The Statue of Liberty lies collapsed on a beach as Charlton Heston unleashes a primal yowl, lamenting the fall of man. The climax of the original Planet of the Apes provided sci-fi cinema one of its most enduring and iconic images back in 1968. 46 years later, as with 2011’s surprisingly great series reboot Rise of the Planet of the Apes, knowing the inevitable violent conclusion Dawn… spends its runtime barreling towards is no barrier to enjoying its evolution.
Replacing Rise of the Planet of the Apes’ Rupert Wyatt in the director’s chair, after the British filmmaker locked horns with studio heads over the direction this sequel-to-the-prequel should take, director Matt Reeves (Cloverfield) moves the story along a decade, with the humans now all but wiped out and Caesar (Andy Serkis) and his simian horde living peacefully in the hills of San Francisco following the last film’s chaotic finish on the Golden Gate bridge.
In the intervening years between the two films, the simian flu built in Will Rodman’s (James Franco) lab in Rise… has decimated mankind with only a few immune to its devastation. Dawn… finds San Fran’s survivors holed up in an outpost desperate for electrical power to aid their survival. Only one problem – the dilapidated dam that holds the answer to their prayers rests on Caesar’s turf. An uneasy truce is engineered, but as you might guess, not for long. Lead man Malcolm (Zero Dark Thirty’s Jason Clarke) soon finds his everyman facing off with Gary Oldman’s de facto human leader Dreyfus who believes in “saving the human race” from what he and his followers cynically dismiss as “talking apes with big spears.”
With both sides tooling up for armageddon the tension builds and inside 30 minutes Caesar has already made human jaws drop – yours will too – with a proclamation delivered on horseback: “Apes don’t want war but will fight if we must.”
Despite this, as Serkis has maintained in interviews, Dawn… is not a war movie. “It’s a peace movie… about avoiding conflict. It’s about empathy, it’s about family, and it’s about prejudice really, ultimately. Prejudice on both sides and how both sides deal with the other and how they manage that prejudice.” Indeed, Dawn… is about something bigger than that. It’s about nature, order and the unstoppable force of violence once it’s been let out its cage.
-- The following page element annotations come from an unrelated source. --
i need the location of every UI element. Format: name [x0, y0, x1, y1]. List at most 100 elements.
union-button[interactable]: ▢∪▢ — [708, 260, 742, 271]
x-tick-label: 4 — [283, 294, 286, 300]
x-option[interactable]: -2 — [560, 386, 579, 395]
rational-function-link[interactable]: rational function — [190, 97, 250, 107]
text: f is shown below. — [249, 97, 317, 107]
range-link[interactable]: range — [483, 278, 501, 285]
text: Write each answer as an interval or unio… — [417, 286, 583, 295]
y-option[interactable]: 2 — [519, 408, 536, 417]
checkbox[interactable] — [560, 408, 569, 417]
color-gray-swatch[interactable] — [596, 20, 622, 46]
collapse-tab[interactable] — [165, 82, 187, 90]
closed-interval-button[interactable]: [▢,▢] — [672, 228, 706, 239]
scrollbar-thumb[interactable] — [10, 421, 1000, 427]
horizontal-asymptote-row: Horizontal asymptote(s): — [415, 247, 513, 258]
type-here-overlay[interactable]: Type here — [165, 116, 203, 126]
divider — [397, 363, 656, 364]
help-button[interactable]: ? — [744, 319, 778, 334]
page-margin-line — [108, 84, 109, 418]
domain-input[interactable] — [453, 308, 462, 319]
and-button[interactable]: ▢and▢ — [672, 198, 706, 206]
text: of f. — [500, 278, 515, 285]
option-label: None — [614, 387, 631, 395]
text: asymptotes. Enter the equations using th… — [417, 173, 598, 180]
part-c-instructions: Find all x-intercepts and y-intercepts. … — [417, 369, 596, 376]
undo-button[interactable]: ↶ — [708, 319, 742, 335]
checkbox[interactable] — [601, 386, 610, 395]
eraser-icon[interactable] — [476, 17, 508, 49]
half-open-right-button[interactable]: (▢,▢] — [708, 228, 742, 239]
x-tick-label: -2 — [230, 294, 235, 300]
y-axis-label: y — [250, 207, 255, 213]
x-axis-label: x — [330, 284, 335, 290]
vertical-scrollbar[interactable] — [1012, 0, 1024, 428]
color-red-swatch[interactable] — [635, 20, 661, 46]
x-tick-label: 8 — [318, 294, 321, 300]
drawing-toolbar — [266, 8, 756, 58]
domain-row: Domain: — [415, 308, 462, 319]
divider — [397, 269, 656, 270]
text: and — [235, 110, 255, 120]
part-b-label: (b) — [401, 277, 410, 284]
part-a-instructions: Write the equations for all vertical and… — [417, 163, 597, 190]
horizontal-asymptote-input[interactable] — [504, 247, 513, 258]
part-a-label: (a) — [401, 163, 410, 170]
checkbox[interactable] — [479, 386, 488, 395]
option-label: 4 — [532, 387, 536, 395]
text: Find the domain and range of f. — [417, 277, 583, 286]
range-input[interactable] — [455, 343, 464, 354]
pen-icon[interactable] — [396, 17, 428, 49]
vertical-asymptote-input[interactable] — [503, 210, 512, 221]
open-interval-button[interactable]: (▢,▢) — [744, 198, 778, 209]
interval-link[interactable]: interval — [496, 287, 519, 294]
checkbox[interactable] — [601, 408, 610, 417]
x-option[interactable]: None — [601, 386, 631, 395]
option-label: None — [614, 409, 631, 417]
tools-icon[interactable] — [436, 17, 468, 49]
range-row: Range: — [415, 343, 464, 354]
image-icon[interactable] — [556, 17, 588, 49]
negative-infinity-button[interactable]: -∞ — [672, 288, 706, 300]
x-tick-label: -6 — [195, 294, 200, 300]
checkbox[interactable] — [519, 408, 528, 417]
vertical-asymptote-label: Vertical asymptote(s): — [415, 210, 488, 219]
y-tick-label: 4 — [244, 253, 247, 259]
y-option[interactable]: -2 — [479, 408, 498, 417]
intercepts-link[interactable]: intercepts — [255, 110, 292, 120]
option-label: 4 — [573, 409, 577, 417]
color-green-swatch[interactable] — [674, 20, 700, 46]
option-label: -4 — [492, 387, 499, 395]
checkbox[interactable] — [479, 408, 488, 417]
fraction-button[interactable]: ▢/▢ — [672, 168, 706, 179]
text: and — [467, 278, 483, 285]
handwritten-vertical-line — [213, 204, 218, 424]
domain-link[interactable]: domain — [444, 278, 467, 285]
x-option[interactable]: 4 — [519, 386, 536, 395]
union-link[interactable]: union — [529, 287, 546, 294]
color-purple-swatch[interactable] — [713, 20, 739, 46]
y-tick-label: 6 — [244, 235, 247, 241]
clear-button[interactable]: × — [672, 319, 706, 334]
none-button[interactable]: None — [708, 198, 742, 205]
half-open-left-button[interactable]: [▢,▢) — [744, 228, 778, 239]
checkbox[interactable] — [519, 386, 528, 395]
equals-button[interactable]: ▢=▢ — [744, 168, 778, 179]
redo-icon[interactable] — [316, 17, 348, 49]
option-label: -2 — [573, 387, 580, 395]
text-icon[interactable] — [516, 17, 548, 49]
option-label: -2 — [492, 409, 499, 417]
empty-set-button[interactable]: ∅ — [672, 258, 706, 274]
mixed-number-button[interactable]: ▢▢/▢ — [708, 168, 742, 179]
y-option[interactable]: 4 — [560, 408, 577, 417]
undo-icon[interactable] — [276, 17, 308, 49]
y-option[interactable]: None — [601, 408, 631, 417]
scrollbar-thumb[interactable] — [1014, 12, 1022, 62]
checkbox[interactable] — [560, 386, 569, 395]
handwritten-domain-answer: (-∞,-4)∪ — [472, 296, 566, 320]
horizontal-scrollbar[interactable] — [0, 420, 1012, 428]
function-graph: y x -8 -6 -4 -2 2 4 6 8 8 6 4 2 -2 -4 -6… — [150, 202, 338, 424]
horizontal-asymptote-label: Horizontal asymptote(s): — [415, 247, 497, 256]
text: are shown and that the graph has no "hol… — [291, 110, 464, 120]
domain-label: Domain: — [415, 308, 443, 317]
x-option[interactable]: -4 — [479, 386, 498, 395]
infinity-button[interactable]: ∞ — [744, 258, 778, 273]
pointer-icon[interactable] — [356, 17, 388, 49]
Speaking of cages, one of the film’s most interesting narrative threads sees Caesar’s son Rocket (Terry Notary) caught in the crossfire of loyalty to his father’s pacifism and Koba’s (Toby Kebbell) mutinous quest for revenge on the humans that maimed him in Rise…, desperate for them to know “life in a cage.” Watching in 3D, you’re pulled even further into his dilemma.
It’s thanks to great leaps in motion capture technology going all the way back to Gollum in Lord of the Rings (another Serkis character) that this film’s most moving moments come courtesy of the ape characters, whose levels of emotional detail were simply not possible only a few years ago.
We’re used to hearing the plaudits for the latest tech-heavy, superhero mash up and its eye-shredding FX but too often the inevitable mano-a-mano slug fest finale lacks any depth while descending into a cacophony of digital noise. As pure escapism it can work, but it’s reassuring to experience a film able to deliver both blockbuster visual thrills and characters you care about. Yes, this special effects monkey business has come a long way since blokes in hairy suits in Stanley Kubrick’s 2001: A Space Odyssey. But this isn’t just a visual spectacle – Dawn Of The Planet Of The Apes provides poignant pause – or should that be paws? – for thought too.